Down-staging means treating HCC that is beyond the Milan criteria using the various nonsurgical treatments in order to reduce the size and/or number of tumors down to within the Milan criteria. If you think about it, down-staging alone doesn’t make sense—if cancer has grown to where it has begun to spread outside the liver, what good does it do to shrink the tumor in the liver? The answer is the other key part of down-staging: the pssage of time. The idea is that we treat the HCC in the liver, hopefully to stop it from progressing and spreading, and then wait and watch for a while to give any tumor cells that had escaped before the treatment time to grow into tumors that we can see. We believe based on what we know about how HCC grows that six months is a reasonable length of time to wait after down-staging. Not everyone who goes through down-staging with hopes for a transplant makes it, bur for the ones who do the results are as good as for people who start out with HCC within the Milan criteria.

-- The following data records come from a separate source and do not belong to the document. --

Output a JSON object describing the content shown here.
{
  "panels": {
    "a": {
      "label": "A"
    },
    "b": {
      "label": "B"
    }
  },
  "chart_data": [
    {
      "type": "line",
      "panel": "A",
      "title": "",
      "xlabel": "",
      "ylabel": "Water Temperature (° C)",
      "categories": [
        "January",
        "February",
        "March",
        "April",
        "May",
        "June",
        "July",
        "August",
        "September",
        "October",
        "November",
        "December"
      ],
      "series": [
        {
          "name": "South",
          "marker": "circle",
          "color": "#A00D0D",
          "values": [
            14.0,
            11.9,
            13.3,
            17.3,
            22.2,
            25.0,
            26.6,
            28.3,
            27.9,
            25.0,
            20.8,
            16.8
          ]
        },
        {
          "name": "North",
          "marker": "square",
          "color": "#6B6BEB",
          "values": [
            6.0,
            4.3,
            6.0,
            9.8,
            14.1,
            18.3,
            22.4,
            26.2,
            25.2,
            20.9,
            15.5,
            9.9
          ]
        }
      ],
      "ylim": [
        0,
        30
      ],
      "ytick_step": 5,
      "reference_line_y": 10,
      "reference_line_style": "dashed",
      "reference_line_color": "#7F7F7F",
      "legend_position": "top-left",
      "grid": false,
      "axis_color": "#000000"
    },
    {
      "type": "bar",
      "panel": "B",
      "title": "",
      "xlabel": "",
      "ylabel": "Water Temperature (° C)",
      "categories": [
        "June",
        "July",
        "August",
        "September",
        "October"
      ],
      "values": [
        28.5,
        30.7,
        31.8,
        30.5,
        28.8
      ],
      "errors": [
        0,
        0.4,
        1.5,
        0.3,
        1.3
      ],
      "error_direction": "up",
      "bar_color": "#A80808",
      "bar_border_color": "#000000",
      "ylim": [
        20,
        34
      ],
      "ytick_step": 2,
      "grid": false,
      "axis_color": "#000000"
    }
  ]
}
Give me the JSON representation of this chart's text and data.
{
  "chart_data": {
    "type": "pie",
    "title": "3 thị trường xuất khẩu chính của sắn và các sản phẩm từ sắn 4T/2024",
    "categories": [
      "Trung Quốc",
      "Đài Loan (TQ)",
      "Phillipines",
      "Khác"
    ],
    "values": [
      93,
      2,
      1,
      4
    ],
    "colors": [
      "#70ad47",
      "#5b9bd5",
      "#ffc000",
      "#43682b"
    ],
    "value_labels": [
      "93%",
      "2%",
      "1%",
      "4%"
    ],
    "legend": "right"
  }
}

Living Donor Liver Transplantation

Because of the great ability of the liver to regenerate, we are able to take part of the liver from a healthy person and use it to perform a transplant; both the part that we transplant and the part that remains in the donor grow to full size within a month or so. A living donor has to be healthy, under age 55 or so, be close to the same size as or larger than the recipient (but not very over-weight), have a compatible blood type, and have a strong relationship with the recipient. For people with HCC within Milan criteria a living donor transplant can eliminate the transplant waiting list, and for people with HCC beyond the Milan criteria a living donor is usually the only way that a transplant can be done.